There may be a multiplier for every potential value for the parameters in the vector. For example, in a scenario where the parameters are represented by 4-bit values, there may be 16 multipliers. However, in certain embodiments, one of the values (e.g., two operands) can be zero or one. In such cases, two multipliers are not needed because the zero-multiplier equivalent can only produce a zero value (e.g., 0×X=0), and the one-multiplier equivalent can only pass the first operand (e.g., X×1=X). The set of multipliers receives vector parameters as input values (e.g., the second operands), where the different values of parameters are delivered to each multiplier for the multiplier to execute a multiplication using the values as operands. The input (e.g., the first operand) may also be a vector and, in some embodiments, a controller may be configured to provide the independent scalar values of the vector to the multipliers in sequence.
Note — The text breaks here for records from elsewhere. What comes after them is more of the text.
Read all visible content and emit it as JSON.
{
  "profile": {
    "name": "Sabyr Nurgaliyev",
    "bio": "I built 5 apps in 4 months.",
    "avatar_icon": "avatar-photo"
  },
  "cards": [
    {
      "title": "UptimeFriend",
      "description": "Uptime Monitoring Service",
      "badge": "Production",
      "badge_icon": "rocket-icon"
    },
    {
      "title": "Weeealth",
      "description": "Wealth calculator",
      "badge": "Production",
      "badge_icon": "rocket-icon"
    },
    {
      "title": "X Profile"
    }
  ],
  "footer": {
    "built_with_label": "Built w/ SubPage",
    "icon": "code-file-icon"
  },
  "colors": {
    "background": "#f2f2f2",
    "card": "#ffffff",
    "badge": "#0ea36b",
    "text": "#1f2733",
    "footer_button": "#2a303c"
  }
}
In some embodiments, the present system may be part of a large system that is used to accelerate matrix-based computation, as described below. In these embodiments, a set of readable cells may be organized in rows and columns with each cell being uniquely associated with a parameter of a matrix. A controller circuit may provide multiple input values to the set of multipliers, read the resulting output values using the selection circuit, and accumulate the output values in specific patterns to produce the result of matrix multiplication. The controller circuit may be configured to read certain subsets of the readable cells in a particular order, to obtain the result of the matrix multiplication from the selection circuit.

In some embodiments, a method for accelerating multiplication operations can be summarized as follows. First, a set of multiplier circuits may be used to multiply an input and a set of values to produce a set of multiplier outputs. The set of values is associated with a set of parameters in a vector, which may be a column or a row of a matrix. The input may be a scalar value or a value extracted in order from a vector or even a matrix. Therefore, vector multiplication operations may be repeated and accumulated to achieve a matrix multiplication.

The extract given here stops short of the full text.